The Chestnut Hill Hospital in Philadelphia became known as Mercer Hospital. Despite its modern innovations, it was torn down after the war. Only the sketches and plans remain. In Nashville, the Capitol Building still overlooks the city, and the Ensley Building, central structure of Hospital #3, remains the architectural masterpiece of Courthouse Square. James A. Hoobler’s Cities under the Gun: Images of Occupied Nashville and Chattanooga (Nashville, TN: Rutledge Hill Press, 1986) provides detailed pictures of the Nashville Nellie knew.
In Paris, Tennessee, however, nearly every trace of Nellie’s life has disappeared. All possessions of yellow fever victims were burned to prevent the spread of the disease. The Railroad Hotel at 905 Depot Street remained closed until the turn of the century. It reopened during the early 1900s and then fell into disrepair after the 1940s. According to the Paris Post-Intelligencer, (May 4, 1974, and June 2, 2006), the city auctioned off its contents and razed the building after a series of small fires. Even the hill on which it stood was bulldozed. All that remains are the same dip in the road where stage coaches used to bog down after a rain and the train station, rebuilt but still operating in its same location across the street.
As a professional historian, I am well aware of history’s tendency to ignore the contributions of women, and I hope this imaginative re-telling of Nellie’s story can at last give her the credit she deserves. I am not sure, however, that Nellie herself would appreciate it. She was very much a woman of her own time, and she went out of her way to avoid drawing undue attention to herself. She wanted her life to count for something, but the only recognition she really wanted was her own.

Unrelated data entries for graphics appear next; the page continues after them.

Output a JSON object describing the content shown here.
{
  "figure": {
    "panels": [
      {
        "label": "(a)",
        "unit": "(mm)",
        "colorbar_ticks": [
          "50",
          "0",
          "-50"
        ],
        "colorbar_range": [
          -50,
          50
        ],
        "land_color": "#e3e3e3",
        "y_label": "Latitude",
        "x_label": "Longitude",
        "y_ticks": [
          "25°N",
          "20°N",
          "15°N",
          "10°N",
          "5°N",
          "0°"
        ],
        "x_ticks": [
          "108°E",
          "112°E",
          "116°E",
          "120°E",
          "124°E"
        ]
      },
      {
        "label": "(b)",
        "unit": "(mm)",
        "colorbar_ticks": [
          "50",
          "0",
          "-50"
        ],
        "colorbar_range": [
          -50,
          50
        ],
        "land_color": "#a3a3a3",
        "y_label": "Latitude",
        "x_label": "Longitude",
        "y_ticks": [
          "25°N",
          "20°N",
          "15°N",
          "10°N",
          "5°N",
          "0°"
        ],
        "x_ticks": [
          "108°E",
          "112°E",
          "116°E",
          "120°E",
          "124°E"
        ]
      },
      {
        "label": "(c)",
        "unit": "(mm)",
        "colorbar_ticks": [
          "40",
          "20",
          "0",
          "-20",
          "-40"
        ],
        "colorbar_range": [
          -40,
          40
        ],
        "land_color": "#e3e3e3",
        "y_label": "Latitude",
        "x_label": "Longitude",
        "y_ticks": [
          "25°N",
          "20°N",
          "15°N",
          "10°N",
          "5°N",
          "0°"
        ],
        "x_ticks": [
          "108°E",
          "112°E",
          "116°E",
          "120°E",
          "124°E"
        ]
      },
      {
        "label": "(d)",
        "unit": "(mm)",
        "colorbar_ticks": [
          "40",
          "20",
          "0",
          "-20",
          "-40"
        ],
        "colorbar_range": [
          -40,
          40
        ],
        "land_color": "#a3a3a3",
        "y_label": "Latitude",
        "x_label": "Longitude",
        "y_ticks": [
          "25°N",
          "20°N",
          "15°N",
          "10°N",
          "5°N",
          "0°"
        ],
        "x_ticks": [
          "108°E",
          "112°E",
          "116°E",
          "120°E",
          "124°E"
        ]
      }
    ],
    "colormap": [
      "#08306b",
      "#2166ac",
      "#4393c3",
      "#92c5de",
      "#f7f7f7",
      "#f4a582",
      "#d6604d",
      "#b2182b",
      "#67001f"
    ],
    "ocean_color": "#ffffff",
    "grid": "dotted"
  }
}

After Nellie’s bout with coastal malaria at Hilton Head, Daniel Leasure wrote, “I believe she expects and wishes to die at her post, sooner or later, to the end that she may lay down a life in the service of her country that has been a burden to her.” Nellie Chase was content to die when she could believe that she had contributed something worthwhile, something that bettered the lives of others. She did not find that assurance on a Civil War battlefield or in the praise of those who called her the “Florence Nightingale of the West.” Nellie Chase found a cause for which to lay down her life in a railroad hotel in a small Tennessee town.
Carolyn Poling Schriber received her Ph.D. in Medieval History from the University of Colorado. After she retired from her position as a history professor at Rhodes College in Memphis, Tennessee, she turned her research to the history of America’s Civil War. In 2007 she published A Scratch with the Rebels: A Pennsylvania Roundhead and a South Carolina Cavalier, which documented the experiences of the 100th Pennsylvania Volunteer Regiment during the first year of the war. Beyond All Price is a historical novel based on the characters in that regiment.